WASHINGTON — Democratic senators made clear their hopes of blocking a rule that makes it easier for national banks to sell loans to third parties, but invalidating the measure in the tightly divided Senate could be an uphill battle.
At issue is the ability of banks to partner with nonbanks in loan transactions and still enjoy interest-rate flexibility. Under the Office of the Comptroller's rule finalized in October, a national bank is considered to the "true lender" if it is named as such in a loan agreement or it funds the loan.
Banks say the rule is necessary to provide legal clarity when they engage in loan sales across state lines. The "true lender" rule followed a previous measure from the OCC saying that when a national bank makes a loan in compliance with applicable laws at the time, it will be compliant when sold anywhere else.
But consumer advocates and many Democratic lawmakers say the rules enable nonbanks to engage in "rent-a-bank" schemes to evade state usury laws and overcharge customers.
"As we've heard, this new, so-called 'true lender' rule really just opens up the floodgates to rent-a-banks and predatory lending," said Sen. Chris Van Hollen, D-Md., at a Senate Banking Committee hearing on Wednesday.
Van Hollen introduced a resolution last month — accompanied by one in the House — that would nullify the true lender rule under the Congressional Review Act.

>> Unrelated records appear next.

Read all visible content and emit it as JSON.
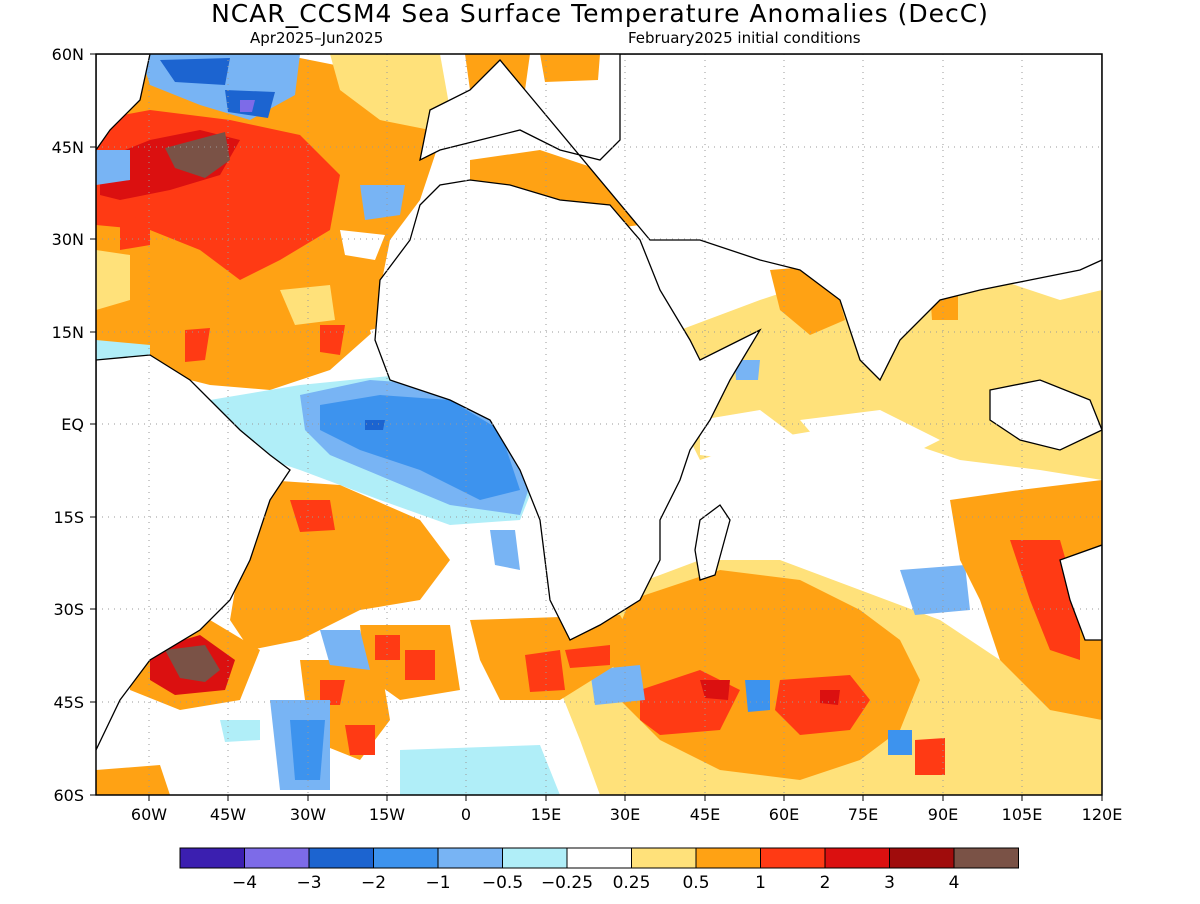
{
  "title": "NCAR_CCSM4 Sea Surface Temperature Anomalies (DecC)",
  "subtitle_left": "Apr2025–Jun2025",
  "subtitle_right": "February2025 initial conditions",
  "map": {
    "lon_range": [
      -70,
      120
    ],
    "lat_range": [
      -60,
      60
    ],
    "lat_ticks": [
      "60N",
      "45N",
      "30N",
      "15N",
      "EQ",
      "15S",
      "30S",
      "45S",
      "60S"
    ],
    "lon_ticks": [
      "60W",
      "45W",
      "30W",
      "15W",
      "0",
      "15E",
      "30E",
      "45E",
      "60E",
      "75E",
      "90E",
      "105E",
      "120E"
    ],
    "land_color": "#ffffff",
    "grid": "dotted"
  },
  "colorbar": {
    "colors": [
      "#3b1fb0",
      "#7d6be8",
      "#1c64d0",
      "#3d93ee",
      "#78b4f4",
      "#b0eef8",
      "#ffffff",
      "#ffe17a",
      "#ffa214",
      "#ff3a14",
      "#db1010",
      "#a00c0c",
      "#7a5246"
    ],
    "labels": [
      "−4",
      "−3",
      "−2",
      "−1",
      "−0.5",
      "−0.25",
      "0.25",
      "0.5",
      "1",
      "2",
      "3",
      "4"
    ]
  }
}
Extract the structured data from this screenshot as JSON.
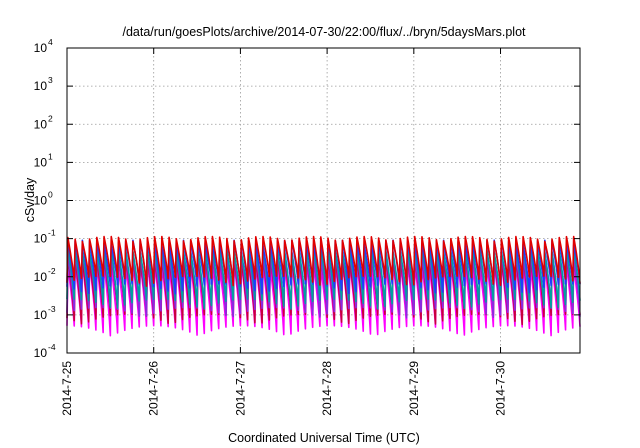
{
  "chart_data": {
    "type": "line",
    "title": "/data/run/goesPlots/archive/2014-07-30/22:00/flux/../bryn/5daysMars.plot",
    "xlabel": "Coordinated Universal Time (UTC)",
    "ylabel": "cSv/day",
    "yscale": "log",
    "ylim": [
      0.0001,
      10000
    ],
    "xlim": [
      "2014-07-25 00:00",
      "2014-07-30 22:00"
    ],
    "grid": true,
    "y_ticks": [
      {
        "base": "10",
        "exp": "-4",
        "value": 0.0001
      },
      {
        "base": "10",
        "exp": "-3",
        "value": 0.001
      },
      {
        "base": "10",
        "exp": "-2",
        "value": 0.01
      },
      {
        "base": "10",
        "exp": "-1",
        "value": 0.1
      },
      {
        "base": "10",
        "exp": "0",
        "value": 1
      },
      {
        "base": "10",
        "exp": "1",
        "value": 10
      },
      {
        "base": "10",
        "exp": "2",
        "value": 100
      },
      {
        "base": "10",
        "exp": "3",
        "value": 1000
      },
      {
        "base": "10",
        "exp": "4",
        "value": 10000
      }
    ],
    "x_ticks": [
      "2014-7-25",
      "2014-7-26",
      "2014-7-27",
      "2014-7-28",
      "2014-7-29",
      "2014-7-30"
    ],
    "oscillation": {
      "cycles_per_day": 12,
      "description_value_range": [
        0.0004,
        0.1
      ]
    },
    "series": [
      {
        "color": "#ff00ff",
        "peak": 0.02,
        "trough": 0.0004
      },
      {
        "color": "#c8003c",
        "peak": 0.03,
        "trough": 0.0008
      },
      {
        "color": "#8a2be2",
        "peak": 0.04,
        "trough": 0.0012
      },
      {
        "color": "#00a0a0",
        "peak": 0.05,
        "trough": 0.002
      },
      {
        "color": "#1e3cff",
        "peak": 0.08,
        "trough": 0.005
      },
      {
        "color": "#e00000",
        "peak": 0.1,
        "trough": 0.008
      }
    ]
  }
}
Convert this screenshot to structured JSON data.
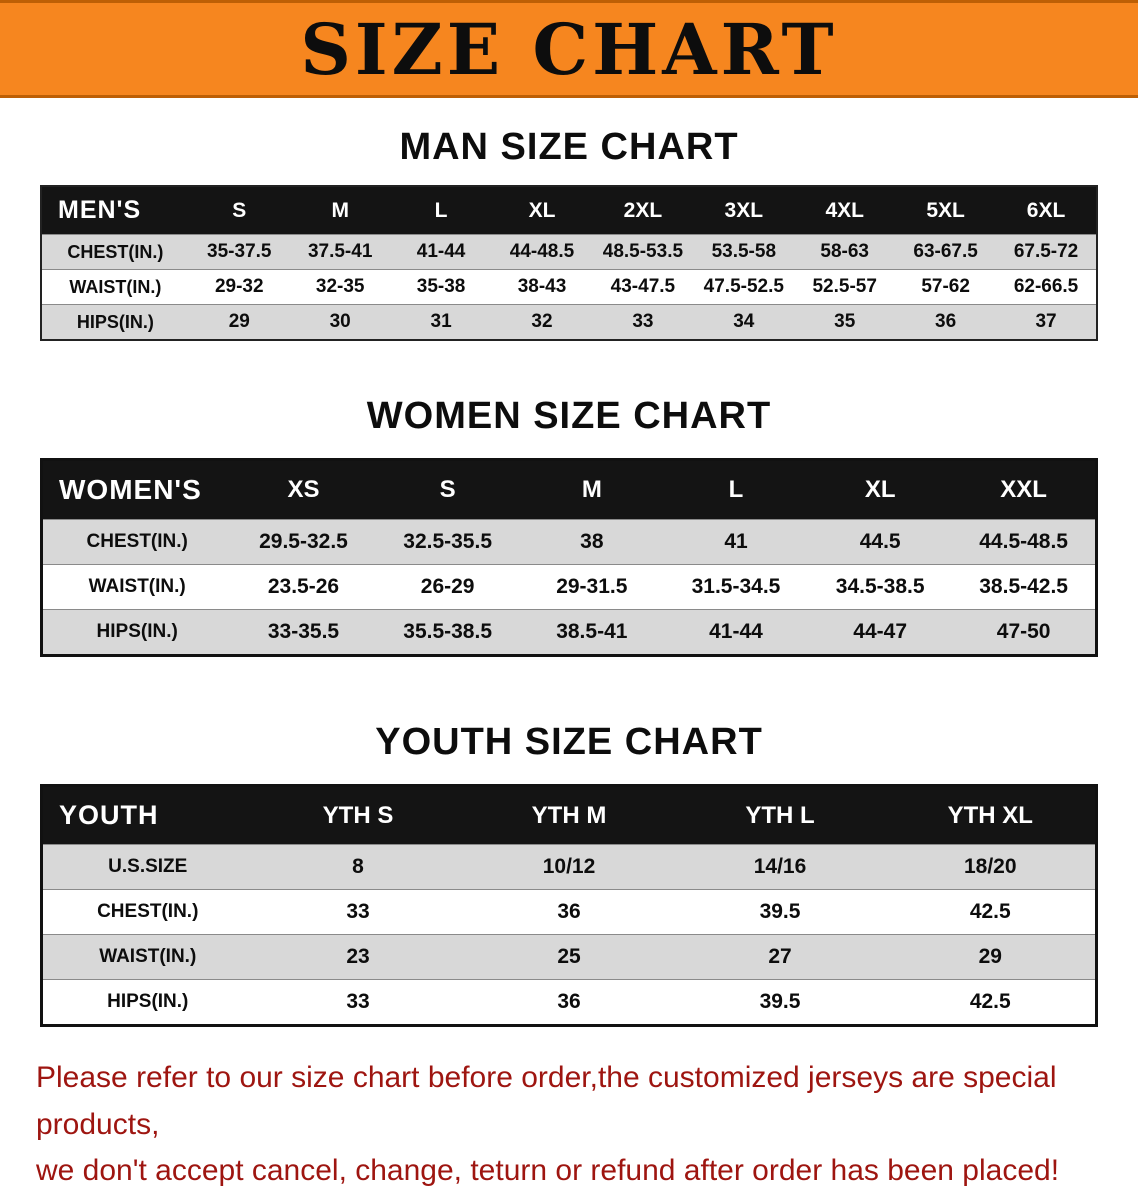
{
  "banner": {
    "title": "SIZE CHART"
  },
  "sections": [
    {
      "heading": "MAN SIZE CHART",
      "table": {
        "header": [
          "MEN'S",
          "S",
          "M",
          "L",
          "XL",
          "2XL",
          "3XL",
          "4XL",
          "5XL",
          "6XL"
        ],
        "rows": [
          [
            "CHEST(IN.)",
            "35-37.5",
            "37.5-41",
            "41-44",
            "44-48.5",
            "48.5-53.5",
            "53.5-58",
            "58-63",
            "63-67.5",
            "67.5-72"
          ],
          [
            "WAIST(IN.)",
            "29-32",
            "32-35",
            "35-38",
            "38-43",
            "43-47.5",
            "47.5-52.5",
            "52.5-57",
            "57-62",
            "62-66.5"
          ],
          [
            "HIPS(IN.)",
            "29",
            "30",
            "31",
            "32",
            "33",
            "34",
            "35",
            "36",
            "37"
          ]
        ]
      }
    },
    {
      "heading": "WOMEN SIZE CHART",
      "table": {
        "header": [
          "WOMEN'S",
          "XS",
          "S",
          "M",
          "L",
          "XL",
          "XXL"
        ],
        "rows": [
          [
            "CHEST(IN.)",
            "29.5-32.5",
            "32.5-35.5",
            "38",
            "41",
            "44.5",
            "44.5-48.5"
          ],
          [
            "WAIST(IN.)",
            "23.5-26",
            "26-29",
            "29-31.5",
            "31.5-34.5",
            "34.5-38.5",
            "38.5-42.5"
          ],
          [
            "HIPS(IN.)",
            "33-35.5",
            "35.5-38.5",
            "38.5-41",
            "41-44",
            "44-47",
            "47-50"
          ]
        ]
      }
    },
    {
      "heading": "YOUTH SIZE CHART",
      "table": {
        "header": [
          "YOUTH",
          "YTH S",
          "YTH M",
          "YTH L",
          "YTH XL"
        ],
        "rows": [
          [
            "U.S.SIZE",
            "8",
            "10/12",
            "14/16",
            "18/20"
          ],
          [
            "CHEST(IN.)",
            "33",
            "36",
            "39.5",
            "42.5"
          ],
          [
            "WAIST(IN.)",
            "23",
            "25",
            "27",
            "29"
          ],
          [
            "HIPS(IN.)",
            "33",
            "36",
            "39.5",
            "42.5"
          ]
        ]
      }
    }
  ],
  "footer": {
    "line1": "Please refer to our size chart before order,the customized jerseys are special products,",
    "line2": "we don't accept cancel, change, teturn or refund after order has been placed!"
  },
  "colors": {
    "banner_orange": "#f6861f",
    "header_black": "#141414",
    "row_gray": "#d8d8d8",
    "note_red": "#9e1510"
  }
}
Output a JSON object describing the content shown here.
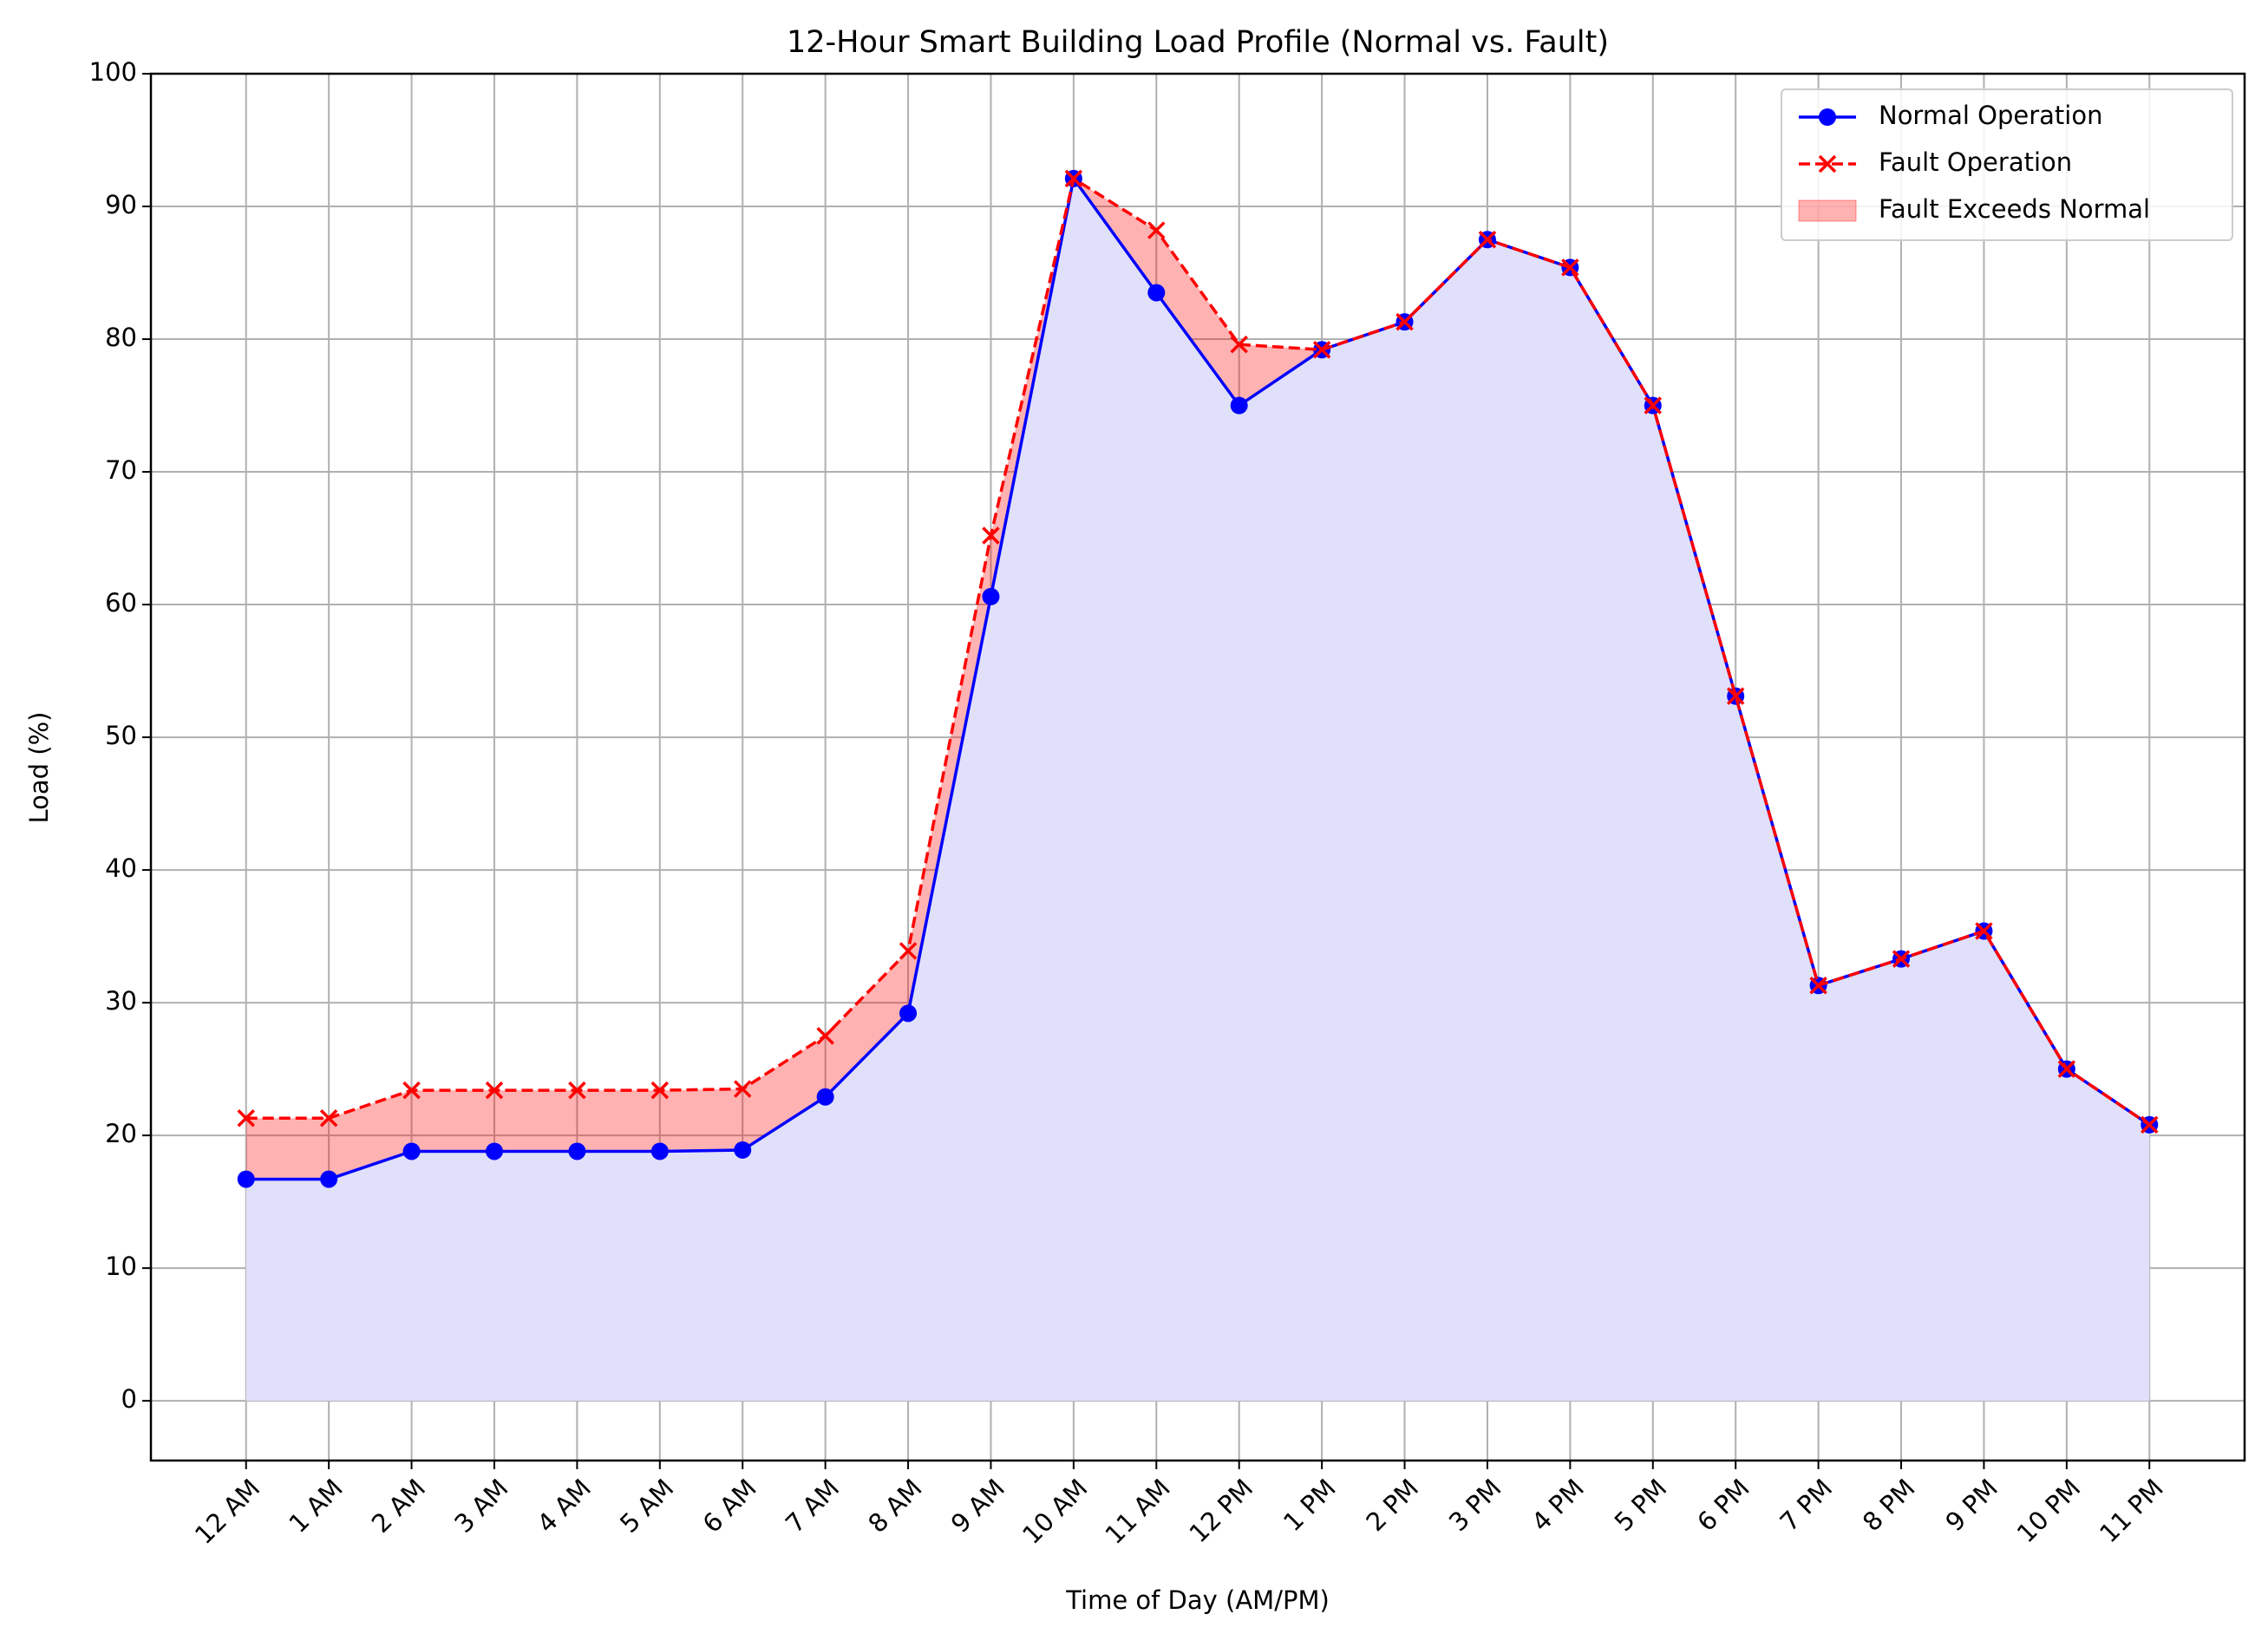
{
  "chart_data": {
    "type": "line",
    "title": "12-Hour Smart Building Load Profile (Normal vs. Fault)",
    "x_label": "Time of Day (AM/PM)",
    "y_label": "Load (%)",
    "categories": [
      "12 AM",
      "1 AM",
      "2 AM",
      "3 AM",
      "4 AM",
      "5 AM",
      "6 AM",
      "7 AM",
      "8 AM",
      "9 AM",
      "10 AM",
      "11 AM",
      "12 PM",
      "1 PM",
      "2 PM",
      "3 PM",
      "4 PM",
      "5 PM",
      "6 PM",
      "7 PM",
      "8 PM",
      "9 PM",
      "10 PM",
      "11 PM"
    ],
    "series": [
      {
        "name": "Normal Operation",
        "color": "#0000ff",
        "marker": "circle",
        "dash": "solid",
        "values": [
          16.7,
          16.7,
          18.8,
          18.8,
          18.8,
          18.8,
          18.9,
          22.9,
          29.2,
          60.6,
          92.1,
          83.5,
          75.0,
          79.2,
          81.3,
          87.5,
          85.4,
          75.0,
          53.1,
          31.3,
          33.3,
          35.4,
          25.0,
          20.8
        ]
      },
      {
        "name": "Fault Operation",
        "color": "#ff0000",
        "marker": "x",
        "dash": "dashed",
        "values": [
          21.3,
          21.3,
          23.4,
          23.4,
          23.4,
          23.4,
          23.5,
          27.5,
          33.9,
          65.2,
          92.1,
          88.2,
          79.6,
          79.2,
          81.3,
          87.5,
          85.4,
          75.0,
          53.1,
          31.3,
          33.3,
          35.4,
          25.0,
          20.8
        ]
      }
    ],
    "normal_area_color": "#e0e0fa",
    "fill_between": {
      "name": "Fault Exceeds Normal",
      "color": "#ff0000",
      "opacity": 0.3
    },
    "ylim": [
      -4.5,
      100
    ],
    "yticks": [
      0,
      10,
      20,
      30,
      40,
      50,
      60,
      70,
      80,
      90,
      100
    ],
    "grid": true,
    "legend": "upper-right"
  }
}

The law allows Congress to overturn regulations by simple majority, with the president's backing, if lawmakers act within 60 legislative days of the rule being published.
"I do hope that Congress will muster the votes to overturn it," Van Hollen said.
But whether Democrats have the votes is unclear. Republicans largely oppose the measure and, in general, the Democrats' majority in the Senate relies on a tie-breaking vote from Vice President Kamala Harris. That means that if just one member of the Democratic caucus votes against the resolution, it will be harder to pass it.